Department of Medicine, VA-Palo Alto Healthcare System, 3801 Miranda Ave, MC 111, Palo Alto, CA 94304, USA.
J Gen Intern Med. 2011 Jul;26(7):771-6. doi: 10.1007/s11606-011-1663-3. Epub 2011 Mar 12.
Readmissions cause significant distress to patients and considerable financial costs. Identifying hospitalized patients at high risk for readmission is an important strategy in reducing readmissions. We aimed to evaluate how well physicians, case managers, and nurses can predict whether their older patients will be readmitted and to compare their predictions to a standardized risk tool (Probability of Repeat Admission, or P(ra)).
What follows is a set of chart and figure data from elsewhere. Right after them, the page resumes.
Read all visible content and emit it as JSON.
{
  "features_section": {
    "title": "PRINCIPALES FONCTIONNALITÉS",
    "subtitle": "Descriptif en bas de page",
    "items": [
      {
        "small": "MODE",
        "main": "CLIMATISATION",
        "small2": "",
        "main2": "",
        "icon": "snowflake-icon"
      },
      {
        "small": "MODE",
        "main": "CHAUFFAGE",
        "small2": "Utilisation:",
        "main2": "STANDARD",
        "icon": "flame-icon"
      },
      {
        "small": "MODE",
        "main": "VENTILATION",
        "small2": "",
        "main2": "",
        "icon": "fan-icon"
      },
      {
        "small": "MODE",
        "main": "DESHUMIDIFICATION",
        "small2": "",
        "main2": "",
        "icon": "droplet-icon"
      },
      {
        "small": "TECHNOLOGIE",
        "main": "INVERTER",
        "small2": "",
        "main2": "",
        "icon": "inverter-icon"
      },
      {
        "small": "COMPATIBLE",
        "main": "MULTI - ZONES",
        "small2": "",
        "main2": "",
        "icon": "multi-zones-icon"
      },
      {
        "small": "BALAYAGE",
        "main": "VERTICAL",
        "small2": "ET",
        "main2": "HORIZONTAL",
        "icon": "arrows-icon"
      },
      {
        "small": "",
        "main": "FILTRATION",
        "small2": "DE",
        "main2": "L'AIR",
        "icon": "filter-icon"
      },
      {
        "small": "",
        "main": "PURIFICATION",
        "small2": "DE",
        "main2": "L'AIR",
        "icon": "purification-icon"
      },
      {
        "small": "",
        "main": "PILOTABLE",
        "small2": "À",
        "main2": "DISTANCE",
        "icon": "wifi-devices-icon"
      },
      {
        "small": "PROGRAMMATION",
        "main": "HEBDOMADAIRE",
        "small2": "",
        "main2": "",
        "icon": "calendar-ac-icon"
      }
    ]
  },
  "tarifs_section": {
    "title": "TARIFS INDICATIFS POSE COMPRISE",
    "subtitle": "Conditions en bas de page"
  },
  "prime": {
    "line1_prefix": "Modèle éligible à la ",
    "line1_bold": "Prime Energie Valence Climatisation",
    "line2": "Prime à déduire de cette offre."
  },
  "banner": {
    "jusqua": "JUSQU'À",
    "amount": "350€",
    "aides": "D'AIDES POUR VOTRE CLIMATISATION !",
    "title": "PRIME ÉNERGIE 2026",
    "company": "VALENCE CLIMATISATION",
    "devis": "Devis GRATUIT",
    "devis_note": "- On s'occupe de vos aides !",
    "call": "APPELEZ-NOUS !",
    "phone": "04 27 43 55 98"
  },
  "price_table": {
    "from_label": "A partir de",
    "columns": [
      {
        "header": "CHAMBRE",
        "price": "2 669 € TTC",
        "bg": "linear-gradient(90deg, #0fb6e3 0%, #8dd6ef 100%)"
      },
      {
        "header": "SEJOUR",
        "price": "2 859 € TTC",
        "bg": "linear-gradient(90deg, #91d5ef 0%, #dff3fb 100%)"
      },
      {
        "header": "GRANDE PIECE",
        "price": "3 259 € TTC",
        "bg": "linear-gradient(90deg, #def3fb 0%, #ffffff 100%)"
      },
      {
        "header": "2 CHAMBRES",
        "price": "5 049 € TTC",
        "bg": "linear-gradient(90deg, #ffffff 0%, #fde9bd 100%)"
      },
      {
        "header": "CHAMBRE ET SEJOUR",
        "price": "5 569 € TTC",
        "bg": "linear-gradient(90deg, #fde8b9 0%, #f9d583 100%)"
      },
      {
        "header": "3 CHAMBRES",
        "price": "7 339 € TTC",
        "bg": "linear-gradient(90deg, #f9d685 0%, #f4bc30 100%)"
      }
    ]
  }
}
Patients aged ≥ 65 discharged from the general medical service at University of California, San Francisco Medical Center, a 550-bed tertiary care academic medical center, were eligible for enrollment over a 5-week period. At the time of discharge, the inpatient team members caring for each patient estimated the chance of unscheduled readmission within 30 days and predicted the reason for potential readmission. We also calculated the P(ra) for each patient. We identified readmissions through electronic medical record (EMR) review and phone calls with patients/caregivers. Discrimination was determined by creating ROC curves for each provider group and the P(ra).
One hundred sixty-four patients were eligible for enrollment. Of these patients, five died during the 30-day period post-discharge. Of the remaining 159 patients, 52 patients (32.7%) were readmitted. Mean readmission predictions for the physician providers were closest to the actual readmission rate, while case managers, nurses, and the P(ra) all overestimated readmissions. The ability to discriminate between readmissions and non-readmissions was poor for all provider groups and the P(ra) (AUC from 0.50 for case managers to 0.59 for interns, 0.56 for P(ra)). None of the provider groups predicted the reason for readmission with accuracy.
This study found (1) overall readmission rates were higher than previously reported, possibly because we employed a more thorough follow-up methodology, and (2) neither providers nor a published algorithm were able to accurately predict which patients were at highest risk of readmission. Amid increasing pressure to reduce readmission rates, hospitals do not have accurate predictive tools to guide their efforts.
再入院给患者带来了巨大的痛苦和巨大的经济成本。确定住院患者再入院的高风险是降低再入院率的重要策略。我们旨在评估医生、病例经理和护士预测其老年患者是否会再入院的能力,并将其预测与标准化风险工具(再入院概率,或 P(ra))进行比较。
在加利福尼亚大学旧金山医疗中心的普通医疗服务出院的年龄≥65 岁的患者,在 5 周的时间内有资格入组。在出院时,照顾每位患者的住院团队成员估计了 30 天内非计划性再入院的机会,并预测了潜在再入院的原因。我们还为每位患者计算了 P(ra)。我们通过电子病历(EMR)审查和与患者/照顾者的电话来确定再入院。通过为每个提供方群体和 P(ra)创建 ROC 曲线来确定辨别力。
有 164 名患者符合入组条件。在这些患者中,有 5 人在出院后 30 天内死亡。在剩下的 159 名患者中,有 52 名(32.7%)患者再入院。医生提供者的平均再入院预测最接近实际再入院率,而病例经理、护士和 P(ra)均高估了再入院率。所有提供方群体和 P(ra)的再入院和非再入院之间的辨别能力都很差(从病例经理的 AUC 为 0.50 到住院医师的 0.59,到 P(ra)的 0.56)。没有一个提供方群体能够准确预测再入院的原因。
本研究发现:(1)总体再入院率高于之前的报告,可能是因为我们采用了更彻底的随访方法;(2)提供者和已发表的算法都无法准确预测哪些患者再入院风险最高。在医院面临越来越大的降低再入院率的压力下,他们没有准确的预测工具来指导他们的努力。